Lake Shetek causeway
The Wikipedia page for Lake Shetek State Park, indicates that both the FERA and the WPA played instrumental roles in the early development of the park, including roads, sewers, and the construction of several structures, some of which are still in the park today. From the Murray County website:
Much of the early development and construction of park facilities was done by Works Progress Administration (WPA) workers. The workers were part of a WPA Camp which was located on Keeley Island, across the lake to the west, from 1934 to 1940. The camp employed 200 transient and homeless men. Initially operated by the State Emergency Relief Administration, the camp was one of 32 that existed in Minnesota. The area of Shetek Lutheran Bible Camp on Keeley Island was at one time part of the State Park. WPA workers constructed buildings in the park and at the Bible Camp location, and also several causeways, including the causeway that leads to Loon Island. With an increased availability of jobs and the outbreak of World War II, the WPA dissolved. Construction of the final causeway, or dike, which was to connect Loon and Keeley Islands was abandoned , and the Keeley Island property was no longer part of Lake Shetek Sate Park.
Several park buildings and facilities are on the list of The National Park Service’s National Register of Historic Places.
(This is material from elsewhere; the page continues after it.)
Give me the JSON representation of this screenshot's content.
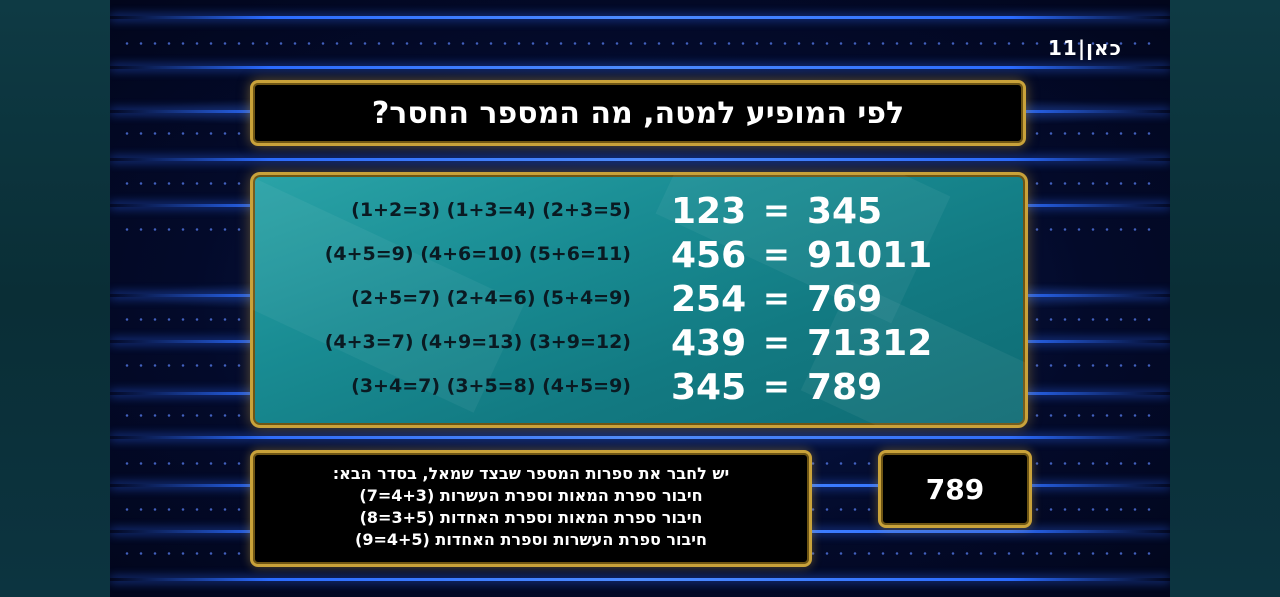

They include the the Beach House, built in 1939-40, which features finely executed stonework incorporated into a series of stairways, terraces, and retaining walls. The Beach House and adjoining beach is easily seen from a long distance and is considered a landmark. In 1960, the concession counter was removed and a door and windows were added. In 1964, an addition was made to the rear of the structure which changed the building to a T-shaped configuration.
The Picnic Area Shelter Building was built in 1940-41. Although another picnic shelter was built in 1986, this building is still in use. A small Sanitation Building was built in 1940 just north of the shelter and is no longer in use. The Park Manager’s Residence, originally known as the Custodian’s Cabin, was built in 1939-40, and added on to several years after that. The Park Shop was the Garage and Park Office when it was built in 1939. After a fire in 1953, it was remodeled and added on to. Near the Shop and Manager’s Residence is the Ice and Wood Building, which was built in 1941. Although ice hasn’t been stored in the building for years, it is still used to store bundled firewood and other items.
The 1000 foot long Causeway that leads from the boat landing to Loon Island is also included on the List of Historical Places by the NPS. It was built in 1938 with boulders, fieldstone, and gravel from the shoreline of Lake Shetek and from nearby farm fields.
Project originally submitted by Brent McKee - wpatoday.org on July 10, 2015.